Another offensive position with boatloads of question marks was, and remains, wide receiver. Meyer didn't shy away from voicing his displeasure with them during the spring, and that was the case again Wednesday.
"They probably were the most unprepared group I'd ever dealt with as far as practice," Meyer said.
"They're not functional. The good things is I think we have enough talent to make some improvements and be very functional by the fall."
The list includes plenty of "name" players, but most of them still lack the production, though potential is sky high.
Devin Smith and Corey Brown headline the group. In limited touches last season, Smith managed to put himself in Buckeye lore by snagging Braxton Miller 40-yard desperation heave in the closing seconds against Wisconsin. The touchdown sent Ohio Stadium into a frenzy, as fans breathed a sigh of relief after months of turmoil.
Evan Spencer, who's coming off an injury, Verlon Reed, Chris Fields and spring sensation Michael Thomas round out the receivers.
There was no surprise with the name who will throw them the football - Braxton Miller. That doesn't mean he can sit back and relax all summer. Meyer is looking for more improvement from his starting quarterback, and not just on the field. He wants Miller to develop into a team leader.
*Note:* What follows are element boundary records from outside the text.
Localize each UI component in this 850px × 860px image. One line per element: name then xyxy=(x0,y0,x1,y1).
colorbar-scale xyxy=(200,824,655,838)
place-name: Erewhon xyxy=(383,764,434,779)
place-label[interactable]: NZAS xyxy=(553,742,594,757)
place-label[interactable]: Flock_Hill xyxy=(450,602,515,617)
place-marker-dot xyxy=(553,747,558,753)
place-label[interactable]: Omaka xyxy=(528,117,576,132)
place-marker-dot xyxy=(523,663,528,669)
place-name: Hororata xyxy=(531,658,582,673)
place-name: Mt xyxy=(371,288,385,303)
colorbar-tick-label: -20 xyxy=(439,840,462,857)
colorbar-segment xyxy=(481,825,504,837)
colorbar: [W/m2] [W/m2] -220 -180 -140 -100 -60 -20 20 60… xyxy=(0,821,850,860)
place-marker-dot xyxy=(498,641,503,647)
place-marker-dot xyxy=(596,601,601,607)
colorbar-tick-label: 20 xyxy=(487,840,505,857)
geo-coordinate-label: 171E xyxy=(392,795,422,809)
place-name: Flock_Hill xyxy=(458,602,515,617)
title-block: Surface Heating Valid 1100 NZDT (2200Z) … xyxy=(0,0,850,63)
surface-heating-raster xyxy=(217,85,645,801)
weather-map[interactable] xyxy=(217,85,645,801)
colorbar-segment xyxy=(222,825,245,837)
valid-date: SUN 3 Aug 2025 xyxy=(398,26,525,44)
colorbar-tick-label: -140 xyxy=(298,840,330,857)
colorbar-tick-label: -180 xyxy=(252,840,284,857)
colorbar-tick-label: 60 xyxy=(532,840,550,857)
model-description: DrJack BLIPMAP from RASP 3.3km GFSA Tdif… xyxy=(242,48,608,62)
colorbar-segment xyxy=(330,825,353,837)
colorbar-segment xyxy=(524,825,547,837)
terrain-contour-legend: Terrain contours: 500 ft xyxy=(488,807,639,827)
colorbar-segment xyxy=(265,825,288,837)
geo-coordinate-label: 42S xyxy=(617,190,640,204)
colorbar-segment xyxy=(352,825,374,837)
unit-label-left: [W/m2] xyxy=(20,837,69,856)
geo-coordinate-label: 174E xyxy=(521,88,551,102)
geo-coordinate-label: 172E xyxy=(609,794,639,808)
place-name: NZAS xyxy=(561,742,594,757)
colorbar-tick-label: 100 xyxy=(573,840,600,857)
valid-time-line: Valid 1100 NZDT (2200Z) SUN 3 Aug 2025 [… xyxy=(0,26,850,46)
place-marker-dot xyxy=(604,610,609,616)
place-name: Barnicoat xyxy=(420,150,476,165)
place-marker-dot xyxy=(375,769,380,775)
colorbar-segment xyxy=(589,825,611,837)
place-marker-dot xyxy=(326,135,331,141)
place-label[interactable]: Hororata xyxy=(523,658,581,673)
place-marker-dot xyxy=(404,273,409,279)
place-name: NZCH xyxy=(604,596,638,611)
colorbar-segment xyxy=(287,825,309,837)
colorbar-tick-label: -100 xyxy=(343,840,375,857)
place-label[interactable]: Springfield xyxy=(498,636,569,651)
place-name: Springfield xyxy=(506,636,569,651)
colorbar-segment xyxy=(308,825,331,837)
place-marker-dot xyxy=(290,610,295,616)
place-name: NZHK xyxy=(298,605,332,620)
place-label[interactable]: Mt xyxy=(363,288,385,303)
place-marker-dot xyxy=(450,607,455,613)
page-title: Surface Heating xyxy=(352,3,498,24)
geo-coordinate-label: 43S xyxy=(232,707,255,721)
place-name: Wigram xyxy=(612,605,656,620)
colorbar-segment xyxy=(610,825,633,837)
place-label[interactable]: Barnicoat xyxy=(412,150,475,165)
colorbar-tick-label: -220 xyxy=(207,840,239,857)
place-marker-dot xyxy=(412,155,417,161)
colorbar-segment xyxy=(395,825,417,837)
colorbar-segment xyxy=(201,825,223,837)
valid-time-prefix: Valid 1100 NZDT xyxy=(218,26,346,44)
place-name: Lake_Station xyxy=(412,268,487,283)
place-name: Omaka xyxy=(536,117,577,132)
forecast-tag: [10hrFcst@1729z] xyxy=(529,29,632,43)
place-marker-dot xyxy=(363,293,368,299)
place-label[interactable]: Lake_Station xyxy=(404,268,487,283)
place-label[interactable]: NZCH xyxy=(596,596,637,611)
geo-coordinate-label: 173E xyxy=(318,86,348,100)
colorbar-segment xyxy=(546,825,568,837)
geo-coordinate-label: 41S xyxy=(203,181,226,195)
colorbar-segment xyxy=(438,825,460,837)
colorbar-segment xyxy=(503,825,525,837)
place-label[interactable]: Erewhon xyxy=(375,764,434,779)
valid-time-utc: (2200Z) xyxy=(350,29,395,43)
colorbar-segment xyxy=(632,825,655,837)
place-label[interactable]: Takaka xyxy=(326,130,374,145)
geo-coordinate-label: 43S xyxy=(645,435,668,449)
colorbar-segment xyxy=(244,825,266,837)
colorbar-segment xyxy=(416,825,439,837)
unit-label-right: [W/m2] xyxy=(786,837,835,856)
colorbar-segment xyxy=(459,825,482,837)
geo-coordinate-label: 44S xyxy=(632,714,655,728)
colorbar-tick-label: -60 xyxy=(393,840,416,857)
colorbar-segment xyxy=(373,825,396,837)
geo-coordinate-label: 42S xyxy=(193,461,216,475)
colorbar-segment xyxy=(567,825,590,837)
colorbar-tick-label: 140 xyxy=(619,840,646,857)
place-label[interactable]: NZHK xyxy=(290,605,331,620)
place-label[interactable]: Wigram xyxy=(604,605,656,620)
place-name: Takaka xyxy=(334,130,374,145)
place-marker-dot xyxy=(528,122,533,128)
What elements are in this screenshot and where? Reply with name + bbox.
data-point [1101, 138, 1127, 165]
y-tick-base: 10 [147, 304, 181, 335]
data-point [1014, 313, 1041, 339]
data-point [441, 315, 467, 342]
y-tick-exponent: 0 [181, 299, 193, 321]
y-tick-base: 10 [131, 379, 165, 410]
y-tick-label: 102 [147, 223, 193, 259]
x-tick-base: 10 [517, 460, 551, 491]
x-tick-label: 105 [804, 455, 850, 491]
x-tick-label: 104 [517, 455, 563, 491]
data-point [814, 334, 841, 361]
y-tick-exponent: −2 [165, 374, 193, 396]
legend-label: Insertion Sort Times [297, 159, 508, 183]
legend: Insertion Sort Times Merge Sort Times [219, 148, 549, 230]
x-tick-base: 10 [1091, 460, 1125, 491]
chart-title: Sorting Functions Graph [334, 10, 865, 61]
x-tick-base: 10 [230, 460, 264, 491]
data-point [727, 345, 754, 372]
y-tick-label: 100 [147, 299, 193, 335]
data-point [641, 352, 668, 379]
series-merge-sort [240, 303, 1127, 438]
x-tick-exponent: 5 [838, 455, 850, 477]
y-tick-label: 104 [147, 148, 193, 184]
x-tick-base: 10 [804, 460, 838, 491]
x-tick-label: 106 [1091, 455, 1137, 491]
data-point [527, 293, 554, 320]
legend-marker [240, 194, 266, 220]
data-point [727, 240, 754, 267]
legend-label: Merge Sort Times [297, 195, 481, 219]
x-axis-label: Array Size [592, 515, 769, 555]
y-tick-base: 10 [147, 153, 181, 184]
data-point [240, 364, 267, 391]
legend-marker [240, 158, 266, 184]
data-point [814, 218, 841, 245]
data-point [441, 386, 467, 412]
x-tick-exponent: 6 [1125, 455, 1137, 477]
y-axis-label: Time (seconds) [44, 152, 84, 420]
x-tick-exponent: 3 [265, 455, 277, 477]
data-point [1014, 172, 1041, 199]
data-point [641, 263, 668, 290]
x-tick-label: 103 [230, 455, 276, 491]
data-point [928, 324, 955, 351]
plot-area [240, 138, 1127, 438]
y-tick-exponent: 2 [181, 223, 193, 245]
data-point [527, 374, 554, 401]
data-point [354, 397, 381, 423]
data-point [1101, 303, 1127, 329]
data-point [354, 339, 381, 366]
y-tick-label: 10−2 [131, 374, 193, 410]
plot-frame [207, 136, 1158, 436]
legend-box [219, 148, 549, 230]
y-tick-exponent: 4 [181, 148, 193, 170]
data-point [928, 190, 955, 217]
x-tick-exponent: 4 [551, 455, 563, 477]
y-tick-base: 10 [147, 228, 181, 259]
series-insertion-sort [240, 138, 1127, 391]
"Much rides on the leadership of Braxton and Kenny (Guiton) this summer for our passing game to be functional this fall."
The biggest surprise on the defensive side was Doran Grant earning co-starting duties with Travis Howard at cornerback. Howard is very highly regarded.
The defensive line starred throughout the spring, and looking at them on paper, the potential to be otherworldly in the fall is there. John Simon and Johnathan Hankins are both projected to be first-round NFL draft picks, and Michael Bennett isn't even starting. The depth on the front four could be a valuable asset for the Buckeye comes October and November.
"Michael Bennett was a surprise on defense," Meyer said. "He's listed as a backup to Johnathan Hankins, but that may not necessarily be the case in the fall. It's hard for me to say that he isn't one of the four best."
Two players not listed on the depth chart: Nathan Williams and Noah Spence. That doesn't mean they won't contribute, though.
Williams is recovering from microfracture surgery that kept him out of all but one game in 2011. If he returns fully healthy, and all indications are he will, Williams will slide in at the Leo position.
"He's doing good," Meyer said. "June is a real critical month for him. He's running in the pool. I see him every day. He's very committed. From everything I understand, Luke Fickell thinks extremely highly of him. He made comments that he may be the best (defensive end) we have, so we need to get him back."
Meyer has said freshman will be play if they prove they can contribute. Add Spence to that list. While the two-deep was set with competition in the spring, it can be amended.
"I anticipate Noah Spence would be in an immediate competition for playing time just from what I know as a player and what we need as a pass rusher," Meyer said.
That's a good sign for an already stacked position.
Meyer talked about the emphasis put on competing in the spring for jobs, while also developing the players on a fundamental and skill basis. Consider the mission accomplished.
"I think the urgency was there this spring, especially after the players were really made well aware of their playing time will be determined in spring practice and not so much the fall," Meyer said.
Talent, discipline and leadership are the three ingredients to success. They work individually and collectively. Meyer has coached two national championship winning teams giving him a front-row seat to what it takes to achieve at the highest level. Only time will tell if the 2012 version of Ohio State has all the necessary spices.
"Talent will get you about seven, eight wins," Meyer said. "Discipline pushes it to nine wins - maybe. Then when you get leadership, that's when magic starts happening."